Juru bicara vaksinasi COVID-19 Kementerian Kesehatan dr Siti Nadia Tarmiz menjelaskan, guru tersebut mengalami guillain barre syndrome yang disebabkan oleh virus lain dan bukan covid-19 maupun efek dari vaksinasi.

"Karena GBS itu merupakan infeksi oleh jenis virus lain yang mungkin timbul saat kekebalan tubuh kita menurun," jelas dr Nadia saat dihubungi detikcom Senin (3/5/2021).

Maka dari itu, tak ada kaitan antara infeksi GBS dengan COVID-19 maupun vaksinasi Corona. Maka dari itu, kata Nadia, masyarakat tak perlu khawatir berlebihan hingga memilih enggan vaksinasi COVID-19.

"Ini sudah berbeda perjalanan penyakitnya," lanjutnya.

Seperti diberitakan sebelumnya, Pusat Pengendalian dan Pencegahan Penyakit Amerika Serikat menyebut penyebab GBS masih belum dipahami sepenuhnya. Namun, gejala awal GBS biasanya pasien merasa kesemutan hingga kelemahan.
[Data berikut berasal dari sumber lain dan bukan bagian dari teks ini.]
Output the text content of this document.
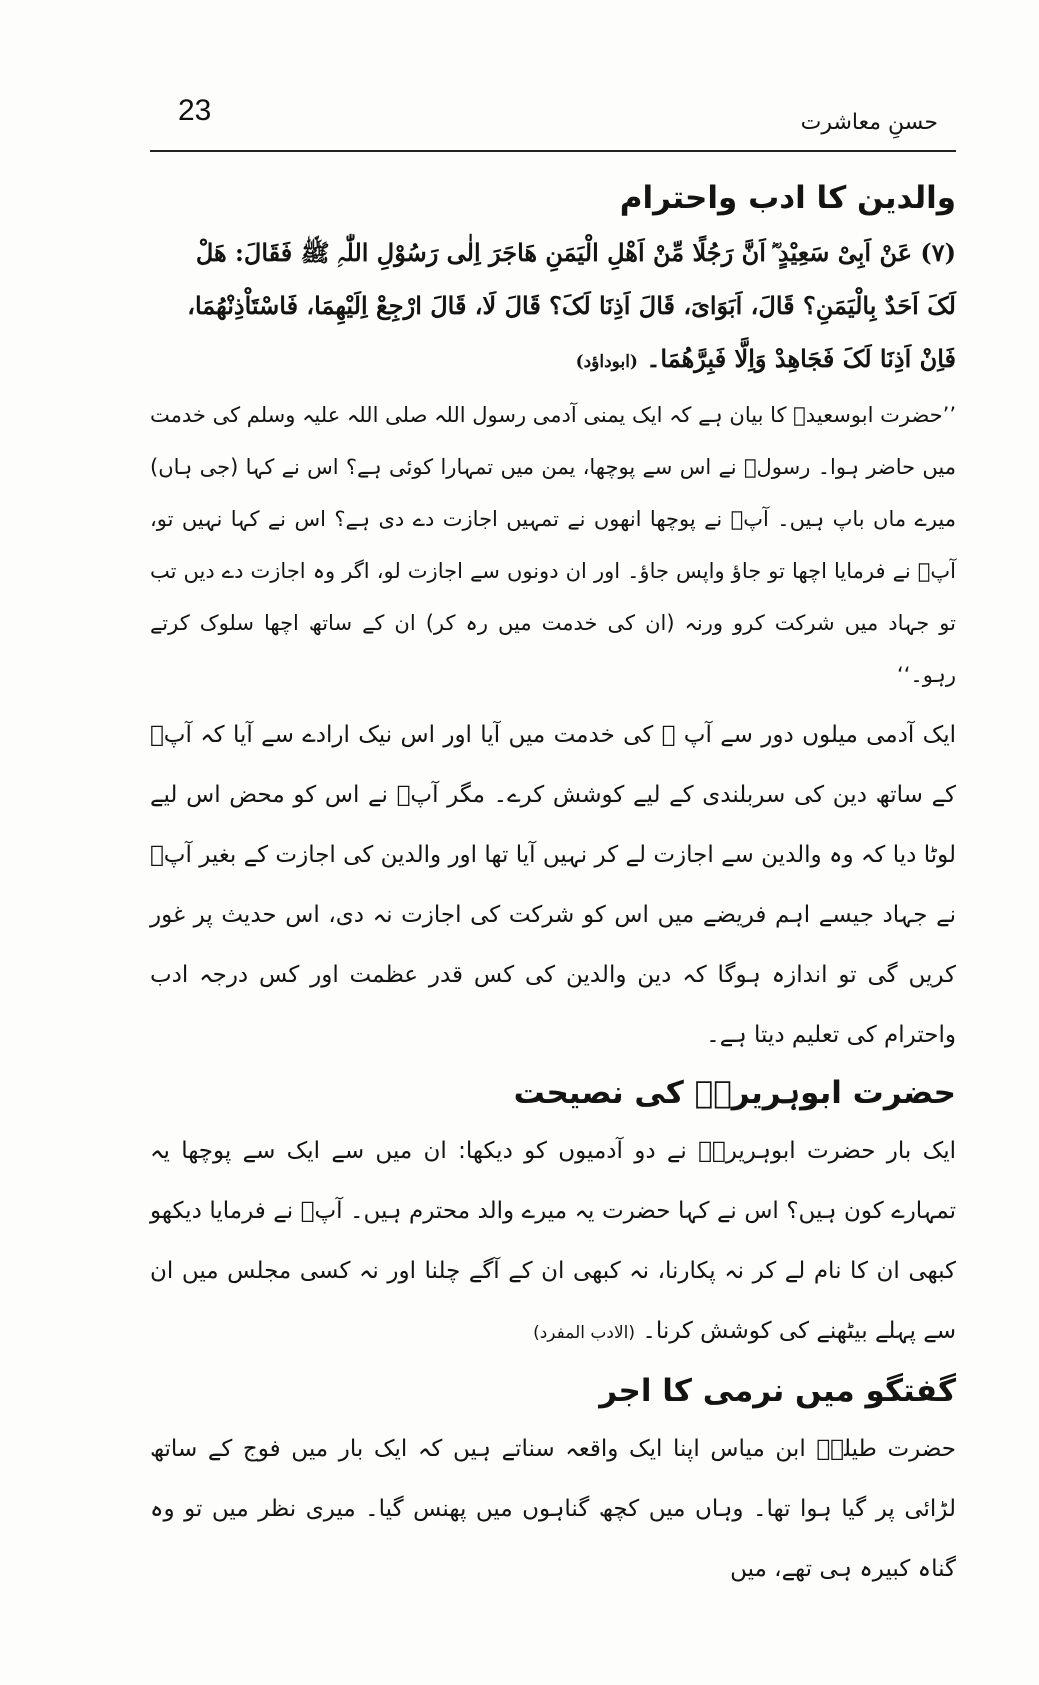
23	حسنِ معاشرت
والدین کا ادب واحترام

(۷) عَنْ اَبِیْ سَعِیْدٍ ؓ اَنَّ رَجُلًا مِّنْ اَھْلِ الْیَمَنِ ھَاجَرَ اِلٰی رَسُوْلِ اللّٰہِ ﷺ فَقَالَ: ھَلْ

لَکَ اَحَدٌ بِالْیَمَنِ؟ قَالَ، اَبَوَایَ، قَالَ اَذِنَا لَکَ؟ قَالَ لَا، قَالَ ارْجِعْ اِلَیْھِمَا، فَاسْتَاْذِنْھُمَا،

فَاِنْ اَذِنَا لَکَ فَجَاھِدْ وَاِلَّا فَبِرَّھُمَا۔ (ابوداؤد)

’’حضرت ابوسعیدؓ کا بیان ہے کہ ایک یمنی آدمی رسول اللہ صلی اللہ علیہ وسلم کی خدمت میں حاضر ہوا۔ رسولؐ نے اس سے پوچھا، یمن میں تمہارا کوئی ہے؟ اس نے کہا (جی ہاں) میرے ماں باپ ہیں۔ آپؐ نے پوچھا انھوں نے تمہیں اجازت دے دی ہے؟ اس نے کہا نہیں تو، آپؐ نے فرمایا اچھا تو جاؤ واپس جاؤ۔ اور ان دونوں سے اجازت لو، اگر وہ اجازت دے دیں تب تو جہاد میں شرکت کرو ورنہ (ان کی خدمت میں رہ کر) ان کے ساتھ اچھا سلوک کرتے رہو۔‘‘

ایک آدمی میلوں دور سے آپ ﷺ کی خدمت میں آیا اور اس نیک ارادے سے آیا کہ آپؐ کے ساتھ دین کی سربلندی کے لیے کوشش کرے۔ مگر آپؐ نے اس کو محض اس لیے لوٹا دیا کہ وہ والدین سے اجازت لے کر نہیں آیا تھا اور والدین کی اجازت کے بغیر آپؐ نے جہاد جیسے اہم فریضے میں اس کو شرکت کی اجازت نہ دی، اس حدیث پر غور کریں گی تو اندازہ ہوگا کہ دین والدین کی کس قدر عظمت اور کس درجہ ادب واحترام کی تعلیم دیتا ہے۔

حضرت ابوہریرہؓ کی نصیحت

ایک بار حضرت ابوہریرہؓ نے دو آدمیوں کو دیکھا: ان میں سے ایک سے پوچھا یہ تمہارے کون ہیں؟ اس نے کہا حضرت یہ میرے والد محترم ہیں۔ آپؐ نے فرمایا دیکھو کبھی ان کا نام لے کر نہ پکارنا، نہ کبھی ان کے آگے چلنا اور نہ کسی مجلس میں ان سے پہلے بیٹھنے کی کوشش کرنا۔ (الادب المفرد)

گفتگو میں نرمی کا اجر

حضرت طیلہؒ ابن میاس اپنا ایک واقعہ سناتے ہیں کہ ایک بار میں فوج کے ساتھ لڑائی پر گیا ہوا تھا۔ وہاں میں کچھ گناہوں میں پھنس گیا۔ میری نظر میں تو وہ گناہ کبیرہ ہی تھے، میں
Infeksi GBS yang belakangan terkuak diidap Bu Susan terungkap dalam hasil investigasi bersama Komnas KIPI. Ketua Komnas KIPI Prof Hindra Irawan Satari menegaskan infeksi ini bahkan sangat jarang terjadi.

"Diagnosis dari DPJP RSHS: guillain barre syndrome," kata Prof Hindra.

Prof Hindra menerangkan kondisi GBS yang dialami guru Susan tidak terkait dengan vaksin COVID-19. Tidak cukup bukti untuk menunjukkan adanya keterkaitan KIPI dengan imunisasi yang diberikan.

Dikutip dari laman CDC, sindrom Guillain-Barre (GBS) adalah kelainan langka di mana sistem kekebalan tubuh merusak sel saraf, menyebabkan kelemahan otot dan terkadang kelumpuhan. Meskipun penyebabnya tidak sepenuhnya dipahami, sindrom ini sering kali terjadi setelah infeksi virus atau bakteri.

Kelemahan dan kesemutan biasanya merupakan gejala pertama.

Sensasi ini bisa menyebar dengan cepat, akhirnya melumpuhkan seluruh tubuh. Dalam bentuk yang paling parah, sindrom Guillain-Barre adalah keadaan darurat medis. Kebanyakan orang dengan kondisi tersebut harus dirawat di rumah sakit untuk menerima perawatan.

Belum ada obat yang diketahui untuk sindrom Guillain-Barre, tetapi beberapa perawatan dapat meredakan gejala dan mengurangi durasi penyakit. Meskipun kebanyakan orang sembuh dari sindrom Guillain-Barre, angka kematiannya adalah 4-7 persen.

Antara 60-80 persen pengidapnya mampu berjalan dalam enam bulan. Pasien mungkin mengalami efek yang menetap, seperti kelemahan, mati rasa atau kelelahan.

Di masa lalu, vaksinasi (terutama vaksin flu yang digunakan di AS selama wabah flu babi tahun 1976) dikaitkan dengan peningkatan risiko sindrom Guillain-Barré. Tetapi penelitian menemukan kecil kemungkinan bisa terkena kondisi ini setelah vaksinasi.

Untuk mempelajari apakah vaksin baru menyebabkan GBS, CDC biasanya akan membandingkan tingkat kejadian GBS pada populasi biasa dengan tingkat GBS yang diamati pada orang usai vaksinasi. Ini membantu untuk menentukan apakah suatu vaksin dapat menyebabkan lebih banyak kasus.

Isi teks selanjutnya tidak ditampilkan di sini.